The Court of Federal Claims recently determined in Christensen v. United States that the Net Investment Income Tax (NIIT) is a creditable tax for Foreign Tax Credit (FTC) purposes under the US/France income tax treaty. The court’s opinion in Christensen is in contrast to the Tax Court’s 2021 opinion in Toulouse v. Commissioner, which determined that the NIIT isn’t a creditable Tax for FTC purposes under the US/France income tax treaty (nor under the US/Italy income tax treaty, as well).
The two cases, however, are not in direct conflict. The court in Christensen relied on Article 24(2)(b) of the US/France treaty to allow the credit. The Tax Court in Toulouse didn’t discuss that article, relying instead on Article 24(2)(a) of the treaty, which contains language making the FTC available “[i]n accordance with the provisions and subject to the limitations of the law of the United States.” Under the Internal Revenue Code (and, thus, under US law), the FTC is not available against the NIIT. As the court in Christensen determined, Article 24(2)(b) doesn’t contain the “provisions” and “limitations” language and thus provides a pathway for allowing the credit. Nevertheless, expect the government to appeal Christensen (to the Federal Circuit).

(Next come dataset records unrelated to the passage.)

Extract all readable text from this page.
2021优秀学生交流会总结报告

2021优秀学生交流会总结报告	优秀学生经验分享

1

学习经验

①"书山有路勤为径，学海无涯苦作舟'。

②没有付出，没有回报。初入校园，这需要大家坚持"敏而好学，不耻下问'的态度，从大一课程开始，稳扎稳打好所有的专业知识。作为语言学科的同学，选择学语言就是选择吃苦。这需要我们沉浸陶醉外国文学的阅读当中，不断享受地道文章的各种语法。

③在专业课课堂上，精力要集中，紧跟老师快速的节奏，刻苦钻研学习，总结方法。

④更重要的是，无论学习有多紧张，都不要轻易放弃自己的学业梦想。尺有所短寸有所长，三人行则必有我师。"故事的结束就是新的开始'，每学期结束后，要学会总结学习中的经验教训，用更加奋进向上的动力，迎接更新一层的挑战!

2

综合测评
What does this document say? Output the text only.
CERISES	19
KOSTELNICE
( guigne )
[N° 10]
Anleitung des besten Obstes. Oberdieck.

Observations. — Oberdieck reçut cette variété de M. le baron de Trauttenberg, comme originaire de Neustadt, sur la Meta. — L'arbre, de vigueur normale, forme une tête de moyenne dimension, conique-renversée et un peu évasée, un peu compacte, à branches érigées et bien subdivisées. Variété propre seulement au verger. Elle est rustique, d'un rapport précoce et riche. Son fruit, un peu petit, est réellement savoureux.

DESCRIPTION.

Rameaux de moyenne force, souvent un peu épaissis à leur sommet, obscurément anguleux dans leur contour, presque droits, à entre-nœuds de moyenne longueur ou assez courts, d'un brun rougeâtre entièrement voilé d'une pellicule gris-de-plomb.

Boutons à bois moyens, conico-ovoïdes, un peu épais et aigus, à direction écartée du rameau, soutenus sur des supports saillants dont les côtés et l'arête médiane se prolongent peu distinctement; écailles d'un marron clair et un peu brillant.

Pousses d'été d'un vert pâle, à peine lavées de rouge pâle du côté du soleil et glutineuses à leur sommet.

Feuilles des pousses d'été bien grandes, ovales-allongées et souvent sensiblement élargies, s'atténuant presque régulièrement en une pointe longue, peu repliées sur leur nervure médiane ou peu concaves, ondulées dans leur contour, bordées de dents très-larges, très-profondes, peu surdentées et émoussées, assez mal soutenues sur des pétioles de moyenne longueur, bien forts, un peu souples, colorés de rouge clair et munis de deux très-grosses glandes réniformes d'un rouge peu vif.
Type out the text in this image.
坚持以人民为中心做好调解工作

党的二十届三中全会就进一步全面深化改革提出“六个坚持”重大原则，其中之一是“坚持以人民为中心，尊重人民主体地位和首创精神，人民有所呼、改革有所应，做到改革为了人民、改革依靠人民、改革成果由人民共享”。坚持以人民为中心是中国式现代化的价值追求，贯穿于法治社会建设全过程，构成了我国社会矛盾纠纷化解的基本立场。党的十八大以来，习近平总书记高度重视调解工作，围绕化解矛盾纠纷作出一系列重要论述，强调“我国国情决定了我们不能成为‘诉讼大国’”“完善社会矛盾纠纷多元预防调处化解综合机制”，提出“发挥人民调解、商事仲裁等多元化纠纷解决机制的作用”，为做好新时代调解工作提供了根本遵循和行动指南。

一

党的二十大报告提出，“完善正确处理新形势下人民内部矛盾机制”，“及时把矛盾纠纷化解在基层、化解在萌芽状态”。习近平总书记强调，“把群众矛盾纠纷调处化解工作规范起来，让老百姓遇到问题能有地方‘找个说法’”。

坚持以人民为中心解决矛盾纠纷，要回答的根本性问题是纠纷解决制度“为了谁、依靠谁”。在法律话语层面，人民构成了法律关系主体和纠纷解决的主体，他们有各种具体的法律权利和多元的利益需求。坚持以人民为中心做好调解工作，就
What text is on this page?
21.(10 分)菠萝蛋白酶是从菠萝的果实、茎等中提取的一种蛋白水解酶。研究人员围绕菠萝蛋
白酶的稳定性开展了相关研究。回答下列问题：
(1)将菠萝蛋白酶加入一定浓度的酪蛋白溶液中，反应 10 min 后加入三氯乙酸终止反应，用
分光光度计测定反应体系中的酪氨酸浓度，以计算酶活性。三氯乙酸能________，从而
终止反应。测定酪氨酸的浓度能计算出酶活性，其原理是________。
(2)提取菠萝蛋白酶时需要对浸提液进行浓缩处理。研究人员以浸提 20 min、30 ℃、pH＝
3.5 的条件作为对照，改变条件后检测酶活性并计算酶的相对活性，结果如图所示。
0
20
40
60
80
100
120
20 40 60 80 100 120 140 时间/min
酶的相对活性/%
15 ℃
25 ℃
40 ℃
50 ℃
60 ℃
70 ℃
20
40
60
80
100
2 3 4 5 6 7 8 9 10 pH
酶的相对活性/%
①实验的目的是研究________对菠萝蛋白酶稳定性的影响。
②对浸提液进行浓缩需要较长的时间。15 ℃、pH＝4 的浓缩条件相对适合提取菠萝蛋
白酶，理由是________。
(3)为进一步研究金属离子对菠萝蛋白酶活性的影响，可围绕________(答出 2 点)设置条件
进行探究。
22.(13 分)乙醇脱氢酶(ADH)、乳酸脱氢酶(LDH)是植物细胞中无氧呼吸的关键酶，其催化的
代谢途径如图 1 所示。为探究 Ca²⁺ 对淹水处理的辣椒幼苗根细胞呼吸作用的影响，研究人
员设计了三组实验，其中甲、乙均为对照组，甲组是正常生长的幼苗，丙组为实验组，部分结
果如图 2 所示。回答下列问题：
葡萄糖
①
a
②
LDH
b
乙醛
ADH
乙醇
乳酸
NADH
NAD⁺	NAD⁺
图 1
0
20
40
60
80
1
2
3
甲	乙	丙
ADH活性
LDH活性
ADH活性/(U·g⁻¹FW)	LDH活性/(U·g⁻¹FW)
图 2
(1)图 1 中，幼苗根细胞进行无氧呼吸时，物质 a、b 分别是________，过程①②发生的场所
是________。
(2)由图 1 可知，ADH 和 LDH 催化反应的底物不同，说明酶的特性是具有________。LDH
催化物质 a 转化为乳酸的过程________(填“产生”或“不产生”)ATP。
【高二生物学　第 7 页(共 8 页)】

In the meantime, US persons who reside in France should consider filing amended returns claiming refunds of NIIT using FTCs. US persons residing in other treaty countries should check with their CBIZ advisors to determine whether such treaties contain provisions similar to Article 24(2)(b) of the US/France treaty.
The time limit for filing such claims is currently open for all years the NIIT has been imposed. (Claims filed by individuals for 2013 won’t be timely if filed after April 15, 2024.)